A part of Hannah-a very large part-wanted to go to Grand. Not to help him, because she didn't see how she could, but to experience what he was experiencing. She once interviewed an astronaut after the space shuttle
Challenger
exploded, and it shocked her when he said he envied them in a way: that they had died with their boots on.
Now she understood.
It seemed worth the danger, even the risk of dying, to be out there getting this story and phoning it in to Karen as it happened. The only reason she didn't was because it might hurt Grand. The scientist obviously had a feel for these things; if anyone could find out what was in the thicket and live to tell about it. Grand was that person.
So Hannah watched. Scared for Grand, frustrated at being on the sidelines, and also proud about having found the thing before Gearhart but now questioning the wisdom of not summoning him. She wished Grand would let them know what was out there, whether it was a stag or an owl or possibly their killer. But he was just standing there.
She crawled up slightly and stuck her head a little higher. Maybe Grand would see her and make some kind of sign.
He didn't. She inched up a little more. Stones fell from underfoot and clattered down the mountainside.
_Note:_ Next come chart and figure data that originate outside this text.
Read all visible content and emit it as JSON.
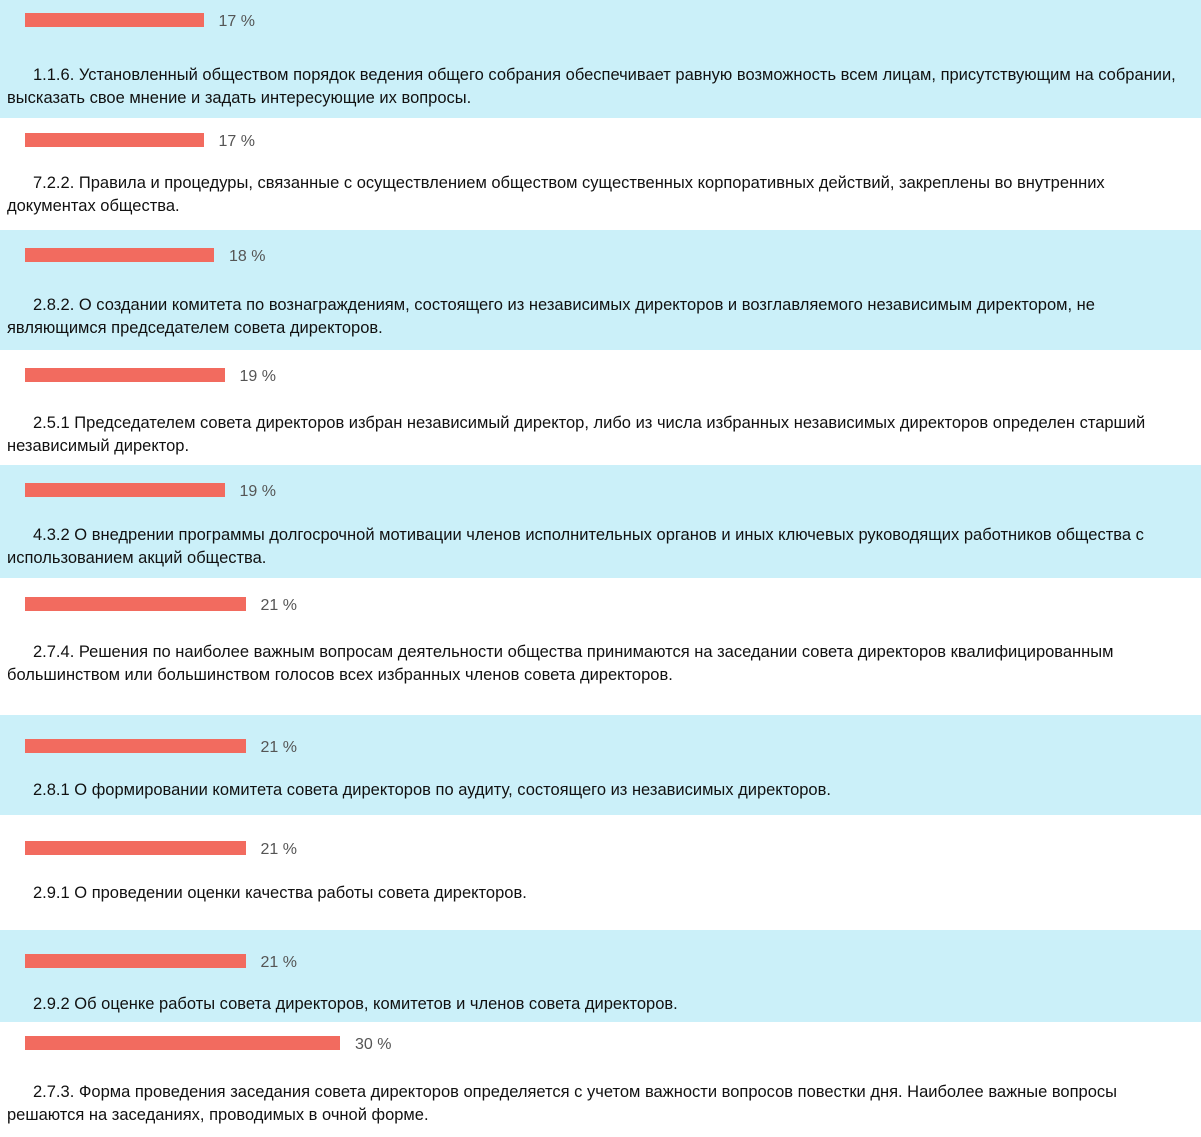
{
  "chart_data": {
    "type": "bar",
    "color": "#f26b5f",
    "categories": [
      "1.1.6. Установленный обществом порядок ведения общего собрания обеспечивает равную возможность всем лицам, присутствующим на собрании, высказать свое мнение и задать интересующие их вопросы.",
      "7.2.2. Правила и процедуры, связанные с осуществлением обществом существенных корпоративных действий, закреплены во внутренних документах общества.",
      "2.8.2. О создании комитета по вознаграждениям, состоящего из независимых директоров и возглавляемого независимым директором, не являющимся председателем совета директоров.",
      "2.5.1 Председателем совета директоров избран независимый директор, либо из числа избранных независимых директоров определен старший независимый директор.",
      "4.3.2 О внедрении программы долгосрочной мотивации членов исполнительных органов и иных ключевых руководящих работников общества с использованием акций общества.",
      "2.7.4. Решения по наиболее важным вопросам деятельности общества принимаются на заседании совета директоров квалифицированным большинством или большинством голосов всех избранных членов совета директоров.",
      "2.8.1 О формировании комитета совета директоров по аудиту, состоящего из независимых директоров.",
      "2.9.1 О проведении оценки качества работы совета директоров.",
      "2.9.2 Об оценке работы совета директоров, комитетов и членов совета директоров.",
      "2.7.3. Форма проведения заседания совета директоров определяется с учетом важности вопросов повестки дня. Наиболее важные вопросы решаются на заседаниях, проводимых в очной форме."
    ],
    "values": [
      17,
      17,
      18,
      19,
      19,
      21,
      21,
      21,
      21,
      30
    ],
    "value_labels": [
      "17 %",
      "17 %",
      "18 %",
      "19 %",
      "19 %",
      "21 %",
      "21 %",
      "21 %",
      "21 %",
      "30 %"
    ]
  }
}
"Hannah-" the Wall quietly warned her.
"I know," Hannah whispered back.
She did. She was supposed to keep still and quiet. But the eyes weren't on her, they were on Grand. She turned back and looked down at her photographer. The Wall was lying against the mountain, cheek to rock, as though he were hugging the side of a trench.
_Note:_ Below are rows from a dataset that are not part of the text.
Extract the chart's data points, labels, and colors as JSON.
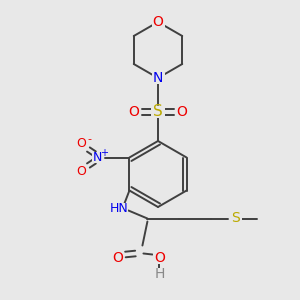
{
  "bg_color": "#e8e8e8",
  "bond_color": "#3a7a3a",
  "atom_colors": {
    "N": "#0000ee",
    "O": "#ee0000",
    "S": "#bbaa00",
    "H": "#888888",
    "C": "#333333"
  },
  "figsize": [
    3.0,
    3.0
  ],
  "dpi": 100
}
"Wall, give me the camera with the telephoto lens," she said, softly but insistently.
"Why?"
"Please?"
"The professor said no pictures-"
"I know," she said. "I only want to try and get a better look."
"No," he said. "Just sit still."
"I can't! I promise I won't take any pictures," Hannah said. "I have to see."
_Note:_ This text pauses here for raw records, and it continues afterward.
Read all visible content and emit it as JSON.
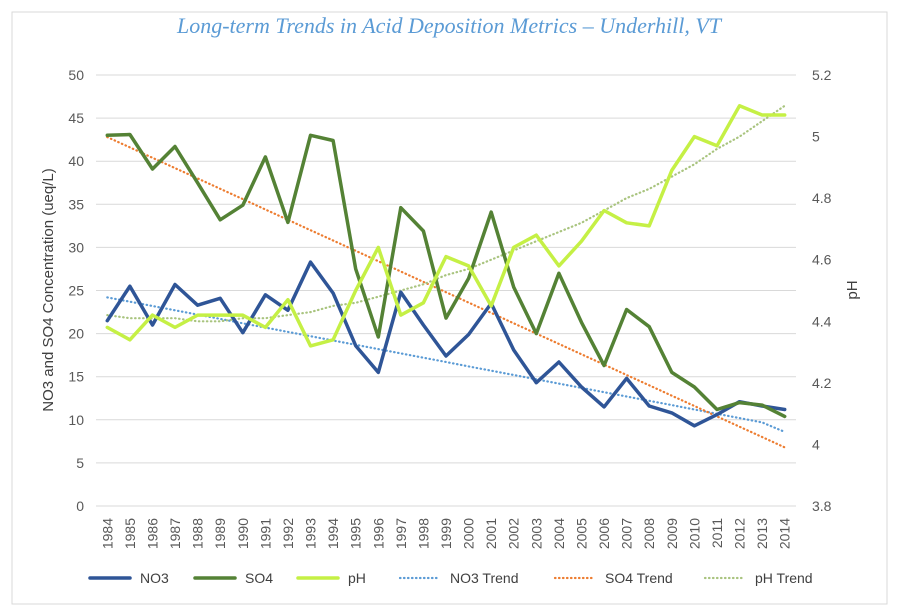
{
  "chart_data": {
    "type": "line",
    "title": "Long-term Trends in Acid Deposition Metrics – Underhill, VT",
    "ylabel": "NO3 and SO4 Concentration (ueq/L)",
    "y2label": "pH",
    "ylim": [
      0,
      50
    ],
    "y2lim": [
      3.8,
      5.2
    ],
    "yticks": [
      "0",
      "5",
      "10",
      "15",
      "20",
      "25",
      "30",
      "35",
      "40",
      "45",
      "50"
    ],
    "y2ticks": [
      "3.8",
      "4",
      "4.2",
      "4.4",
      "4.6",
      "4.8",
      "5",
      "5.2"
    ],
    "categories": [
      "1984",
      "1985",
      "1986",
      "1987",
      "1988",
      "1989",
      "1990",
      "1991",
      "1992",
      "1993",
      "1994",
      "1995",
      "1996",
      "1997",
      "1998",
      "1999",
      "2000",
      "2001",
      "2002",
      "2003",
      "2004",
      "2005",
      "2006",
      "2007",
      "2008",
      "2009",
      "2010",
      "2011",
      "2012",
      "2013",
      "2014"
    ],
    "grid": true,
    "legend_position": "bottom",
    "series": [
      {
        "name": "NO3",
        "axis": "left",
        "style": "solid",
        "color": "#2f5597",
        "values": [
          21.5,
          25.5,
          21.0,
          25.7,
          23.3,
          24.1,
          20.1,
          24.5,
          22.7,
          28.3,
          24.7,
          18.6,
          15.5,
          24.8,
          21.0,
          17.4,
          19.9,
          23.5,
          18.1,
          14.3,
          16.7,
          13.8,
          11.5,
          14.8,
          11.6,
          10.8,
          9.3,
          10.6,
          12.1,
          11.6,
          11.2
        ]
      },
      {
        "name": "SO4",
        "axis": "left",
        "style": "solid",
        "color": "#548235",
        "values": [
          43.0,
          43.1,
          39.1,
          41.7,
          37.5,
          33.2,
          34.9,
          40.5,
          32.9,
          43.0,
          42.4,
          27.5,
          19.6,
          34.6,
          31.9,
          21.8,
          26.4,
          34.1,
          25.4,
          20.0,
          27.0,
          21.3,
          16.3,
          22.8,
          20.8,
          15.5,
          13.8,
          11.2,
          12.0,
          11.7,
          10.4
        ]
      },
      {
        "name": "pH",
        "axis": "right",
        "style": "solid",
        "color": "#c5f045",
        "values": [
          4.38,
          4.34,
          4.42,
          4.38,
          4.42,
          4.42,
          4.42,
          4.38,
          4.47,
          4.32,
          4.34,
          4.5,
          4.64,
          4.42,
          4.46,
          4.61,
          4.58,
          4.45,
          4.64,
          4.68,
          4.58,
          4.66,
          4.76,
          4.72,
          4.71,
          4.89,
          5.0,
          4.97,
          5.1,
          5.07,
          5.07
        ]
      },
      {
        "name": "NO3 Trend",
        "axis": "left",
        "style": "dotted",
        "color": "#5b9bd5",
        "values": [
          24.2,
          23.7,
          23.2,
          22.7,
          22.2,
          21.7,
          21.2,
          20.7,
          20.2,
          19.7,
          19.2,
          18.7,
          18.2,
          17.7,
          17.2,
          16.7,
          16.2,
          15.7,
          15.2,
          14.7,
          14.2,
          13.7,
          13.2,
          12.7,
          12.2,
          11.7,
          11.2,
          10.7,
          10.2,
          9.7,
          8.6
        ]
      },
      {
        "name": "SO4 Trend",
        "axis": "left",
        "style": "dotted",
        "color": "#ed7d31",
        "values": [
          42.8,
          41.6,
          40.4,
          39.2,
          38.0,
          36.8,
          35.6,
          34.4,
          33.2,
          32.0,
          30.8,
          29.6,
          28.4,
          27.2,
          26.0,
          24.8,
          23.6,
          22.4,
          21.2,
          20.0,
          18.8,
          17.6,
          16.4,
          15.2,
          14.0,
          12.8,
          11.6,
          10.4,
          9.2,
          8.0,
          6.8
        ]
      },
      {
        "name": "pH Trend",
        "axis": "right",
        "style": "dotted",
        "color": "#a9c47f",
        "values": [
          4.42,
          4.41,
          4.41,
          4.41,
          4.4,
          4.4,
          4.41,
          4.41,
          4.42,
          4.43,
          4.45,
          4.46,
          4.48,
          4.5,
          4.52,
          4.55,
          4.57,
          4.6,
          4.63,
          4.66,
          4.69,
          4.72,
          4.76,
          4.8,
          4.83,
          4.87,
          4.91,
          4.96,
          5.0,
          5.05,
          5.1
        ]
      }
    ]
  }
}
The Wall hesitated. Then, with a sigh, he rose up slightly on his left hand. As he did stones fell away from under his feet.
"Shit!" he snarled.
The Wall froze as more stones fell. They clattered into rocks below and caused a small cascade. But the cliff-side didn't give out beneath him. Slowly, he lowered himself down.
"That's it," he said.
"What's it?"
He hunkered back down without removing the camera. "We're going to do what the man said. Wait."
"Wall-"
"You'll know what's out there soon enough," he said.
Hannah didn't bother arguing. She continued to look out at the milky, cloud-hazed forest.
This was maddening. Hannah was
extremely
disappointed at herself for not having gone with Grand. A reporter shouldn't be hiding behind a bunch of rocks. She should be in the middle of the investigation. Two could move as quietly as one, and the animal was as much her find-her responsibility, her
risk
-as it was Jim Grand's.
Just then, Grand moved. Instead of the back of his head she saw his face. But he was too far away for her to make out his expression or hear if he was saying anything.